Content inherently puts an idea of words into your mind. But it’s so much more than that. Many people associate the word content with blogs and articles. But what about video? What about pictures that describe your products and services? Content is what goes into your product pages. It is what drives people to keep scrolling to learn more about your business. It’s essentially what keeps people engaged on your site.
Content needs to be engaging. Keep in mind why someone would want to keep reading, or keep watching something that you post. Keep in mind your social media feeds too when thinking about content and how you can hook more people to your website through your social channels.
How do you create good content?
Focus on who you want to find and read your content. Let that focus inform and drive every step of the content creation cycle. Ignore all other factors until later in the process. If you don’t know much about your end user, talk to them! Learn from your customers how they find out about your business, why they chose you, and what problems do they need solved. Learn their language while you converse, then translate what you’ve learned into your content and website.

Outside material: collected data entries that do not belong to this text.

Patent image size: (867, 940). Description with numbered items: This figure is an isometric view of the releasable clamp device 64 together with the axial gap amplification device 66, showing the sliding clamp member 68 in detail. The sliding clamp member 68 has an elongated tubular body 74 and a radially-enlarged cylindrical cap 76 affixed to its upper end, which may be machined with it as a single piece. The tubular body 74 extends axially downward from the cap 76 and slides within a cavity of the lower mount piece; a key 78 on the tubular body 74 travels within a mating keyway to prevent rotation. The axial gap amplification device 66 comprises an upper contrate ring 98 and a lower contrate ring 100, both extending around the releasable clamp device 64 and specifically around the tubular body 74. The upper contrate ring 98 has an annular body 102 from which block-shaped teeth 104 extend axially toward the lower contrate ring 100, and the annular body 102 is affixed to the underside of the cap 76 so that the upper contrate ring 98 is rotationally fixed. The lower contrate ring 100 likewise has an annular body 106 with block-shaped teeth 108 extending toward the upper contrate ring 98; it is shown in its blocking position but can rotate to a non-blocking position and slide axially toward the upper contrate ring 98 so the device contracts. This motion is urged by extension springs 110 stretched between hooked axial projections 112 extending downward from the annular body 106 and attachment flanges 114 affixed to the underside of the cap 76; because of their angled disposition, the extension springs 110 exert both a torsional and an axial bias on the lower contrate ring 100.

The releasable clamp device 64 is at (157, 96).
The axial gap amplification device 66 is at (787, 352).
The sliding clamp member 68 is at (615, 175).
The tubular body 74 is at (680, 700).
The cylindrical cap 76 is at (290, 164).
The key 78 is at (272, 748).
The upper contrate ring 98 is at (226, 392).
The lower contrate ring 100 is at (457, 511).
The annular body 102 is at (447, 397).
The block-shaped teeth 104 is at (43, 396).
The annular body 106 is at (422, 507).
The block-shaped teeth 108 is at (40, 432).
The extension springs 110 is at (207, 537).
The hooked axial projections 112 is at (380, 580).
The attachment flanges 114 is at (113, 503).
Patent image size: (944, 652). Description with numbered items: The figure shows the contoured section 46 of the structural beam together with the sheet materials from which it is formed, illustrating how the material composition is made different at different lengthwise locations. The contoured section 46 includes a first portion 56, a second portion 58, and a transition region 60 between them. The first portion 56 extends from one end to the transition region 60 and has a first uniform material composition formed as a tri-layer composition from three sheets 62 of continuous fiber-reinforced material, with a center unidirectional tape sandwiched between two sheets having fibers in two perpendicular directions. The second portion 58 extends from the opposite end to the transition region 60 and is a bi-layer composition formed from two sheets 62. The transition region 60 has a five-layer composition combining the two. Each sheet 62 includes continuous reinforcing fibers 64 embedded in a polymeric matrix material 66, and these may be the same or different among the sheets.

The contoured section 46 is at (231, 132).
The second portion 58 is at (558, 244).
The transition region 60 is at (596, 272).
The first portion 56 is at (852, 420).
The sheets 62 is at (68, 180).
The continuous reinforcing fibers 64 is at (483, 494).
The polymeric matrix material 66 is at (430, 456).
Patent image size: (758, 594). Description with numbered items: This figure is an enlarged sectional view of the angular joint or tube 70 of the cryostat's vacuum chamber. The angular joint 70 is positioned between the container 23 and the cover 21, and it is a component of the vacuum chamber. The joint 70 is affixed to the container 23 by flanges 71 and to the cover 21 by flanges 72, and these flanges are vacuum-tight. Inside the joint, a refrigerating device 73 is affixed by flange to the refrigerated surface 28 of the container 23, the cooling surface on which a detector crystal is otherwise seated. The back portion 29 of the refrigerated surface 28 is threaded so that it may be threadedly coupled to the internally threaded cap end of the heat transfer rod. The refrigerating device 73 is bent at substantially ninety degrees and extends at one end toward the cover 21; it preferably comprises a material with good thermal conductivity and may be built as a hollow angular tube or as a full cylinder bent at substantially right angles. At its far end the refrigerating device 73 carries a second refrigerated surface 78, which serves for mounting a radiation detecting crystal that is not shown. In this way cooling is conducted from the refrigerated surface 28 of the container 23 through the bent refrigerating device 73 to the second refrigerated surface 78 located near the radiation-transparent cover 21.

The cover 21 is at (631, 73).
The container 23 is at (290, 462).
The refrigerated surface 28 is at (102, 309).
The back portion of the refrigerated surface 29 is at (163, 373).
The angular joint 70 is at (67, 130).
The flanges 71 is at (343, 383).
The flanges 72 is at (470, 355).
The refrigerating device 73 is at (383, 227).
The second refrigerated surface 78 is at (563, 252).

They trust you to solve a problem they’re having or to answer a question. So make sure you understand every aspect of that problem so you can solve it efficiently. Then, make sure your content relays to the consumer how you can solve their problem as simple and clearly as possible. Once they know why you matter and why they should care about your content and in turn your business, you have helped them move down the sales funnel.
Once you understand the language, it’s easy to translate that into keywords. Use the problem you’re solving and the questions you answer, and simplify it down to simple key phrases based on the questions you are asking.
Now that you have an idea what your consumer is looking for, you can then look for ways to incorporate keywords. Do some research to find relevant keywords and then narrow done which ones might be the best fit. You should consider which keywords you are big enough to compete for, which ones are relevant, and which ones are worth it.
Going after a keyword that is dominated by large organizations that have been competing for the top spot for years might prove to be difficult and in the end is likely not worth it. You might try to localize the keyword. For example, if you own a veterinarian clinic in Bozeman, Montana, you will likely not compete on the national level for the keyword “Veterinarian”. On the other hand “Veterinarian Bozeman MT” might be an effective keyword to go after.
If the keywords that are easy to compete for are not relevant to your business, think twice. The point is to help your consumer and they won’t be looking for you under keywords that have nothing to do with the problem they have. Building your site up for smaller keywords can build the foundation for more competitive keywords further down the line.
Metatags describe content so Google knows why it is relevant to the user. They are little snippets that show in the search results. While metatags are not technically a ranking factor for Google’s algorithm, they make the content look unique and ultimately help the consumer. When they scroll through the results, they use metatags to gauge which result will be the most useful for them. Remember, the point of content is to help the consumer so anything you can do to make their experience better will ultimately fare better for your website.
Some final thoughts
Content is the number one factor in ranking on Google but there is a caveat! Content needs to be focused. It needs to be engaging. And it needs to be relevant for the consumer.
Don’t be afraid to make your content personal! Let the reader get to know you so you can form a relationship before they even become a customer. At that point, they will be much more willing to pay for your product or service.
Content is principally about the user, not about you or your brand. Solve the problem in their search bar and make Google happy!